For this reason, for lower-income families, particularly from outside the United States, Shriners Hospitals may be the only option for patients who otherwise would not be able to get treatment.
Care for the most complex burn injuries can cost hundreds of thousands or even millions of dollars. Treatment could include surgeries to remove and repair damaged skin, days or weeks spent in intensive care, and many sessions of physical therapy.
Shriners Hospitals are also rare because they have burn centers designed just for children, from the bright colors and ample toys to the availability of child psychologists to help with the emotional toll of recovering from a serious injury.
Many patients come to the Shriners facility in Boston from other hospitals that are unable to treat the most severe and complex burn injuries. Dr. Emory Petrack, chief of pediatric emergency medicine at Tufts Medical Center’s Floating Hospital for Children, said he was surprised and concerned to learn that Shriners may be closing services in Boston.
Petrack said he didn’t yet know where Tufts would refer young burn patients if Shriners wasn’t an option.
“When we need help — either because the patient has such a severe burn that they need to be hospitalized, or they just need really good burn care follow-up — Shriners has been invaluable,” he said.
Tufts refers a handful of patients to Shriners each year, and Boston Children’s Hospital said it refers about one patient there every 12 to 18 months.
Shriners Hospital in Boston “has an honored place in Massachusetts medicine,” said Dr. Henry L. Dorkin, a pediatrician who is president of the Massachusetts Medical Society. “The loss of any facility such as that and the trained personnel that come with it means the rest of the health care community would have to take the load.”
Shriners Hospitals are supported and managed by the Shriners fraternity, an exclusively male organization dating back to the 19th century, recognizable by their ubiquitous red fezzes. They are known for providing charity care and did not start billing insurance companies, as most hospitals do, until about seven years ago. The organization’s endowment totaled $7.85 billion at the end of 2016, according to financial statements.
The hospitals treat patients like Juan, who was 8 years old when he fell into a pot of boiling water over an open fire at home in Guatemala, suffering burns on his buttocks and his feet.

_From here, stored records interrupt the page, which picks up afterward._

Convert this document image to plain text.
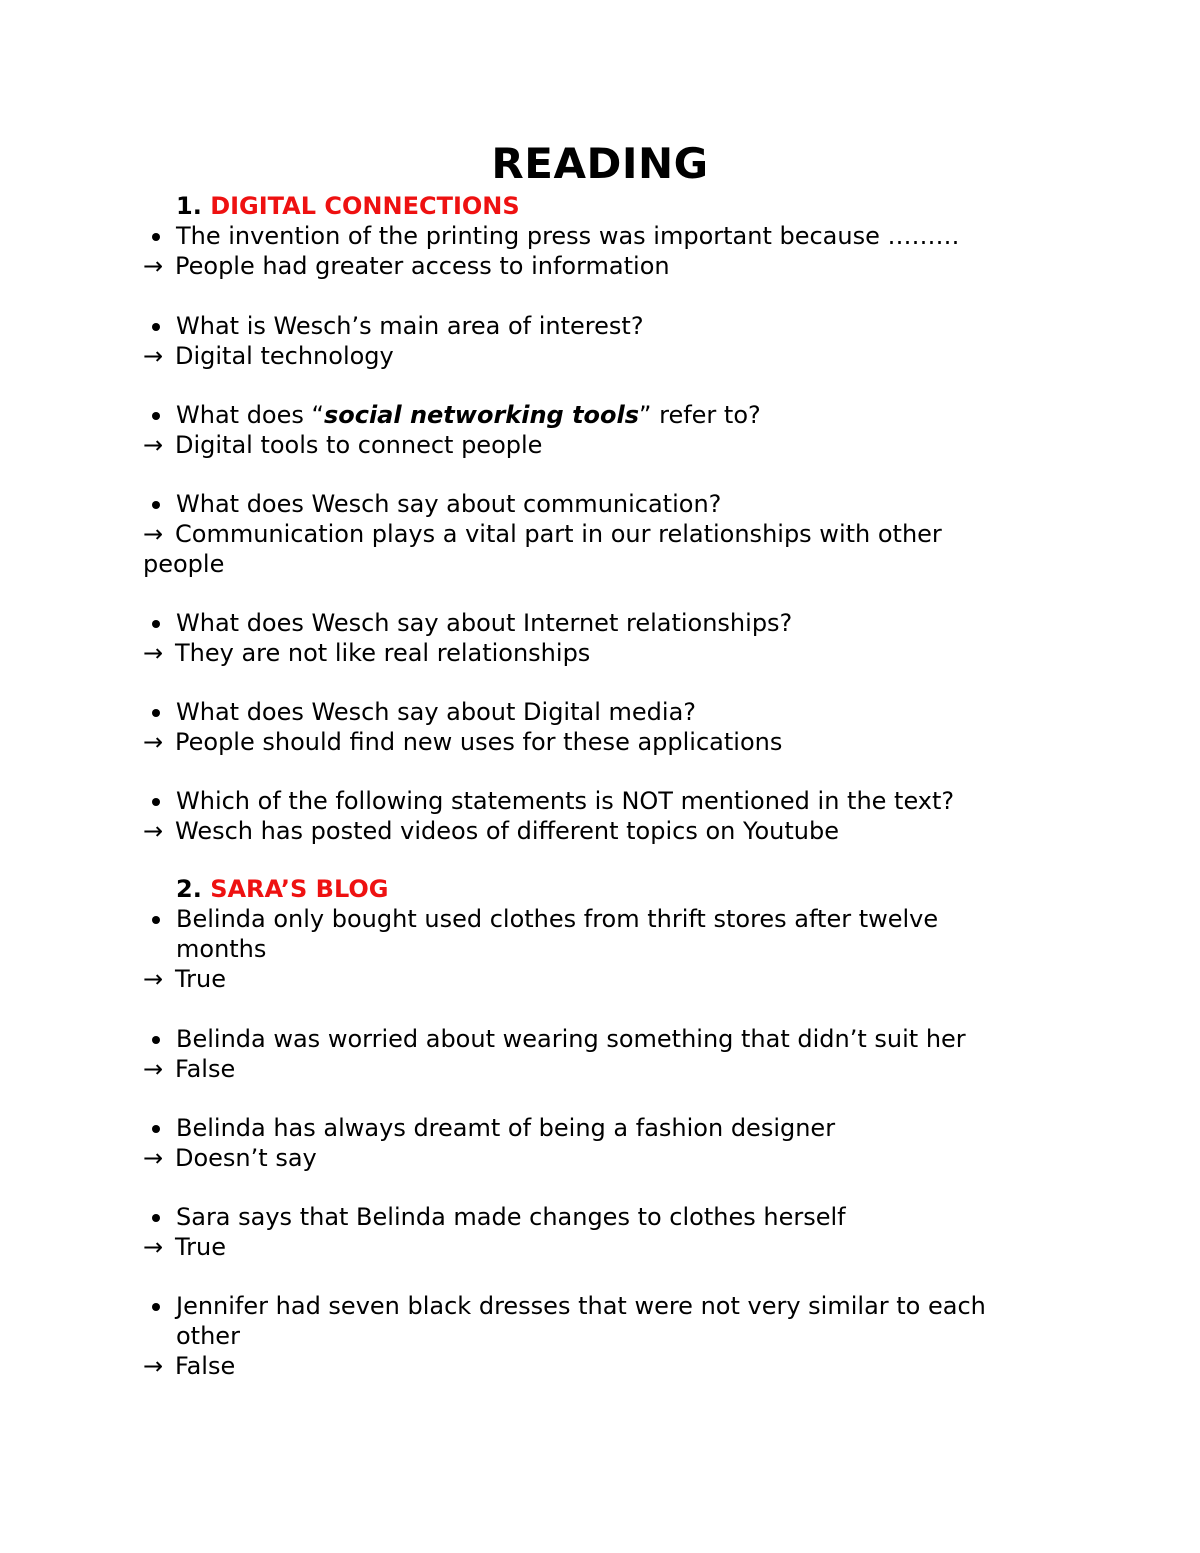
READING
1. DIGITAL CONNECTIONS
The invention of the printing press was important because ………
→ People had greater access to information
What is Wesch’s main area of interest?
→ Digital technology
What does “social networking tools” refer to?
→ Digital tools to connect people
What does Wesch say about communication?
→ Communication plays a vital part in our relationships with other
people
What does Wesch say about Internet relationships?
→ They are not like real relationships
What does Wesch say about Digital media?
→ People should find new uses for these applications
Which of the following statements is NOT mentioned in the text?
→ Wesch has posted videos of different topics on Youtube
2. SARA’S BLOG
Belinda only bought used clothes from thrift stores after twelve
months
→ True
Belinda was worried about wearing something that didn’t suit her
→ False
Belinda has always dreamt of being a fashion designer
→ Doesn’t say
Sara says that Belinda made changes to clothes herself
→ True
Jennifer had seven black dresses that were not very similar to each
other
→ False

Sitting and walking became painful or impossible. He spent weeks recovering at Shriners Hospital in Boston.
Where Juan comes from, children die of such injuries unless they’re able to leave the country for intense, specialized care, said Dr. Catherine Bartlett, a Northampton-based pediatrician who helped the boy get treated at Shriners.
“When you’re treating something like burns, you need to have a center where that’s what they do,” she said. “It’s very specialized care.”
Bartlett, who has treated children around the world through nonprofit organizations, said it may make sense for Shriners Hospitals to consolidate burn services if there is less demand for those services. But hospital officials should have a contingency plan for patients, she said.
The plan to close services in Boston is particularly puzzling to Costin, the district fire chief, because when firefighters visited the hospital at Christmas, it seemed to be full, Costin said.
In addition to sharing presents and sweets for the holidays, firefighters visit with Shriners patients regularly, taking them bowling, ice skating, mini golfing, and on other outings. They also help patients’ families with food and housing while the families are in town for treatment.
“I’d really hate to see that end,” Costin said.